But according to the Hong Kong Inland Revenue Department, the average Hongkonger is just as charitable, if not more. The government reports that the city donated a total of $11.6 billion in 2014/15, $6.95 billion of which was contributed by individuals – more than corporations and other organisations combined. The World Giving Index 2015 ranks Hong Kong as the 20th most generous country in the world, where 63 percent of the population donate money to charities and 56 percent say they would help a stranger in need. That ranking places us higher than our regional neighbours Taiwan and Japan. Unsurprisingly, the United States ranks second in the index, most likely for reasons of tax deduction. Charitable Hong Kong, however, does not enjoy the same tax incentives.
“Hong Kong people are hugely generous,” Cheryl Wilson tells us, founder and CEO of non-profit organisation Charitable Choice. “Donations are often made anonymously and aren’t even declared. It’s part of a gift-giving culture that we have here. Whenever people deal with social endeavours, people never come empty handed.” Established in 2011, Charitable Choice is one of more than 8,800 charity organisations in Hong Kong. The organisation is an online fundraising platform that works with 43 local charities, offering services like sending charitable gifts or donations on other people’s behalf, as well as setting up user-friendly processes to help fundraisers receive donations for their activities. Wilson has found that since its establishment five years ago, people have continually donated to the charity without fail. “Even when the economy hasn’t been doing that well, charitable donations are still increasing,” she says. “It shows that even when times are tough, people set aside money for the underprivileged.” These positive sentiments are echoed by Sue Toomey, executive director of Hands On. “Hong Kong has incredibly charitable people,” says Toomey. “But what I found most unexpected is how varied the donors and volunteers are. You’ll have very senior executives from corporates who are very low-key. Then you also have a 22-year-old fresh grad who’s just keen to continue some of the great work they might’ve been doing in college.”
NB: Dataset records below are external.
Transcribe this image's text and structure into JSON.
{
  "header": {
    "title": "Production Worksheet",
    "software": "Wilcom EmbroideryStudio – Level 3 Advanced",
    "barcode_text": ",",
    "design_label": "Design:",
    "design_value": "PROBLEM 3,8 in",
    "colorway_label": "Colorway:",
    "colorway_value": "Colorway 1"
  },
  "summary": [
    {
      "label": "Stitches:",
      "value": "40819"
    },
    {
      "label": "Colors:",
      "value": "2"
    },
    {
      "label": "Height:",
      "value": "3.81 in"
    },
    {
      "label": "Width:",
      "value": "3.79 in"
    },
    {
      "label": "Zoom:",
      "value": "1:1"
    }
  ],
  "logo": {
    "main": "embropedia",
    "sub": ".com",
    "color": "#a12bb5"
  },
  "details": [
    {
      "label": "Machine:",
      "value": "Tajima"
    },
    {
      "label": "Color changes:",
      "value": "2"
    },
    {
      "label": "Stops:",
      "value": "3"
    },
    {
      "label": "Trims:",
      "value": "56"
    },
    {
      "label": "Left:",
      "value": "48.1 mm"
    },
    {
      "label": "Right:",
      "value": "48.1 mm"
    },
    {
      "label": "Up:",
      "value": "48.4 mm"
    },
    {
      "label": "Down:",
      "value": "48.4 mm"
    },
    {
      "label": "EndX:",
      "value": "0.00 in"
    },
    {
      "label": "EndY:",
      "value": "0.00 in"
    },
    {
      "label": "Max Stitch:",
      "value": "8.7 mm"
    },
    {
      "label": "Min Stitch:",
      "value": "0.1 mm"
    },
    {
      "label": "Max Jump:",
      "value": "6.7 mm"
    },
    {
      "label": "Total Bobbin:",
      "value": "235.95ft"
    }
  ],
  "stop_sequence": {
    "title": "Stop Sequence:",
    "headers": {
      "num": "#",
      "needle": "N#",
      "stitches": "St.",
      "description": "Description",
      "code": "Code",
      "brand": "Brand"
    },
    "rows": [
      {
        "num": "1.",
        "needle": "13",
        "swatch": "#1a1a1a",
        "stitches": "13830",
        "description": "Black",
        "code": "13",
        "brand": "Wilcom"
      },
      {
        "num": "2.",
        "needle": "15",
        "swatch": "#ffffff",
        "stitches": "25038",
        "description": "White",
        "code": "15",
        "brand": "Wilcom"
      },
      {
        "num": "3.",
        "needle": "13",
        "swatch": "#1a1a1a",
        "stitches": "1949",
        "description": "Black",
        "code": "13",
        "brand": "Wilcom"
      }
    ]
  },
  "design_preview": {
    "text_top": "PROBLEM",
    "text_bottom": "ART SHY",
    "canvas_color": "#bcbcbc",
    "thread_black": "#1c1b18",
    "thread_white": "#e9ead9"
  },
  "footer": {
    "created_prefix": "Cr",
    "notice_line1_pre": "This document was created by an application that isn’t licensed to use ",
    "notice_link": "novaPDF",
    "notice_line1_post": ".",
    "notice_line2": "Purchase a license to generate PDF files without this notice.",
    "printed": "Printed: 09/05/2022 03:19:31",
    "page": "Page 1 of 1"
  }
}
Through her work, Toomey has found that local causes such as child poverty and feeding the hungry are what pull people’s heartstrings. Hongkongers are also quick to reach for their wallets when natural disasters strike abroad, such as the 2004 Indian Ocean tsunami and the 2011 Tohoku earthquake in Japan. However, interests vary between ages and generations. John Louie and Michael Tse from Asian Charity Services, an organisation that assists other charities, suggest that millennials are more attracted to social justice issues, such as child welfare and the environment, while their elders, especially those who emigrated from the Mainland, are emotionally still attached to the motherland. “A lot of [elder] businessmen give back to their home province,” he says. “They tend to give to education institutions because they feel through education they have progressed to where there are now.” Such sentiments were showcased when the Li Ka Shing Foundation, Hong Kong’s biggest charity, provided a grant of $1 billion to establish the Technion Guangdong Institute of Technology in Shantou in 2013.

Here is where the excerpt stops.